Following the ARMs tour, and now that he had the back-up, the precious 1954 Sunburst was mainly kept at home, with the exception of special appearances and studio sessions. In an interview in the early 1990s Beck commented –
'I have 44 guitars. Unfortunately, 40 of those are crap! Well, perhaps not crap but a lot of them are prototypes that didn't quite work out. I've got a few vintage instruments but nothing like Dave Gilmour's collection. I've got one prize Fender that was given to me by the late Steve Marriott - a '53 or '54 Strat that looks like it should be in the V&A.; It's got a seasoned ash sunburst body that has cracked due to age and it weighs a ton. It looks just like the Buddy Holly Strat. At some stage when I wasn't thinking too clearly
mid-tour I think - I was getting a lot of feedback so someone kindly unloaded the original pickups and I don't know where they are. I've also got a '54 Tele which I love to death and never breaks strings - it sounds beautiful!'
LEO FENDER
Like so many creation stories, the one about the invention of the solid-body electric guitar is peppered with a multitude of characters. Adolph Rickenbacker, Paul Bigsby, Merle Travis, Les Paul and the lesser-known Paul Tutmarc were all instrumental in the early development of solid-body electrics. Yet it is Leo Fender’s name that is synonymous with the electric guitar. By drawing inspiration from the ideas and innovations of all those who preceded him, he achieved what the others had aimed for: a purely electric guitar that could fulfil the needs of the professional musician and would be economically viable.

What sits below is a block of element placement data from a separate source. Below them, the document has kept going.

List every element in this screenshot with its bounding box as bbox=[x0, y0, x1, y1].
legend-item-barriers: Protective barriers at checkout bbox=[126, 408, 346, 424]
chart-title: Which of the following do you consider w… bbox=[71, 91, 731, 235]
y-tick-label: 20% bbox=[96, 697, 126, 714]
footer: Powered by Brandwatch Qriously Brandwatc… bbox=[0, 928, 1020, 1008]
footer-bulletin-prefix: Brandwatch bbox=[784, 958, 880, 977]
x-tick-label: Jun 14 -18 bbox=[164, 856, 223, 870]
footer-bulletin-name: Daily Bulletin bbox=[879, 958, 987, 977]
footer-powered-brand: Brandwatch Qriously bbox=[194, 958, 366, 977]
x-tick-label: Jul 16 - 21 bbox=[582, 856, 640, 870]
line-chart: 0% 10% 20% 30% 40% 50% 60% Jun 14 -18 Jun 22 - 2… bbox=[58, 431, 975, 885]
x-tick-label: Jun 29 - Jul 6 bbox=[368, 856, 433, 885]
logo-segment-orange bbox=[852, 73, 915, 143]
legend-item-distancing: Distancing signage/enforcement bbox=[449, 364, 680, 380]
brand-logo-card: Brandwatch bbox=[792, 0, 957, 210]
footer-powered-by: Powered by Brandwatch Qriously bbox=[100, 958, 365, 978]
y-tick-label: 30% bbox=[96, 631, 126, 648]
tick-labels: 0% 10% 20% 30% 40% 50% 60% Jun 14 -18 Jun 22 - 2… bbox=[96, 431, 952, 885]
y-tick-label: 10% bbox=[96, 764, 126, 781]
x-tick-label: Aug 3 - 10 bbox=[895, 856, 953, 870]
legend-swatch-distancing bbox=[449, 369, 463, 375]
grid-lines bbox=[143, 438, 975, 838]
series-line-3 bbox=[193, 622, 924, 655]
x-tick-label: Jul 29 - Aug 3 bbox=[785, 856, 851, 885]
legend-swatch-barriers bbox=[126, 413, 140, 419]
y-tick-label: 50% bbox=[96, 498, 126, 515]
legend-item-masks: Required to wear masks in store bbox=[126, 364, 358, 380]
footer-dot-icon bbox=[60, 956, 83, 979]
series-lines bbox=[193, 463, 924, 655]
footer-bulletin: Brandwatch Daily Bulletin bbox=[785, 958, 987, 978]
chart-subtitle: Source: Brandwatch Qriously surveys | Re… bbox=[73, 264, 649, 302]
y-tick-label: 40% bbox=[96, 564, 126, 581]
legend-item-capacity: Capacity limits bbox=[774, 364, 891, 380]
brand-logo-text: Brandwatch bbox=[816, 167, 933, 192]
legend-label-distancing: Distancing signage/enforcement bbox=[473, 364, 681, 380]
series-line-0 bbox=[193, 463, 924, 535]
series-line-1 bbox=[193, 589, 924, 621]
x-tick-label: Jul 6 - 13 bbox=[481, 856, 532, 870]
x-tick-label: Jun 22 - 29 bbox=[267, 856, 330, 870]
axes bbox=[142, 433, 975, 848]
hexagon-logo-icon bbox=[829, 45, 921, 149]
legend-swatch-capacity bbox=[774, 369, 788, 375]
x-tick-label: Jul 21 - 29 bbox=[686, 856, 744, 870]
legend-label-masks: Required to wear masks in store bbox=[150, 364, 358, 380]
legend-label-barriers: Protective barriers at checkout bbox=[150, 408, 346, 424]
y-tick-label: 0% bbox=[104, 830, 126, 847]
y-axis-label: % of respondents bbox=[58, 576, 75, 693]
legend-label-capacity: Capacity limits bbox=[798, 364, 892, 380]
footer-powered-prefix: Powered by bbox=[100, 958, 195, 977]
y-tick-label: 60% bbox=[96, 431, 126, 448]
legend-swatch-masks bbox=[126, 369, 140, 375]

It was always Fender’s idea that in order to successfully produce and market an electric guitar it should be easy to construct and affordable without sacrificing quality. It must be both dependable and easy to service. He wanted to supply a tool for the guitarist that they could rely on. Though he was never predisposed to a solid-body construction, the natural progression of his early prototypes led him in that direction. Fender decided to design his guitars so that the neck and body could be completed separately in their entirety. It would entail the mounting of all the hardware and electronics as well as having the finish applied to each. This made it possible for the mass production of two fully completed components that could be easily assembled at the end of a production line.
In the beginning, Fender would not incorporate a separate fingerboard made of rosewood or ebony as a traditional maker would. Instead, he carved his necks of hard American rock maple, finished the playing surface and inlaid the frets directly into the finished neck. This eliminated the added labour a separate fingerboard would entail. He fitted this neck into a pre-routed neck pocket in the body, using a neck plate and four screws. This was an idea he derived from the many Rickenbacker guitars he had seen. The peghead design, synonymous with all Fender instruments, was a return to an 1820 Viennese design reminiscent of Johann Stauffer and Christian Frederick Martin. With all six tuners mounted on the bass side, they were easily accessible to the player. The resulting shape was once again contemporary after 130 years.
Understanding the need for players to access the whole range of the fingerboard, Fender, with the help of George Fullerton, designed a body shape that incorporated a full cutaway on the treble side and added a less extreme cut on the bass side. The resulting shape was uncannily modern for 1949 and would be modified visually with each successive model.
Even more than the design, it was the sound of Fender instruments that guitarists and audiences immediately appreciated. Fender first used one simple single-coil pickup. He later expanded this to include two pickups and added a third on the Stratocaster model introduced in 1954. Fender applied his years of experience in electronics to design and produce these pickups. They would prove to produce a balanced, clear and bell-like tone that was easily controllable across a full spectrum of tones even when pushed to their decibel limit. It was this sound and power that guitarists and audiences craved, and which gave the voice to rock-a-billy, rhythm and blues and ultimately rock and roll.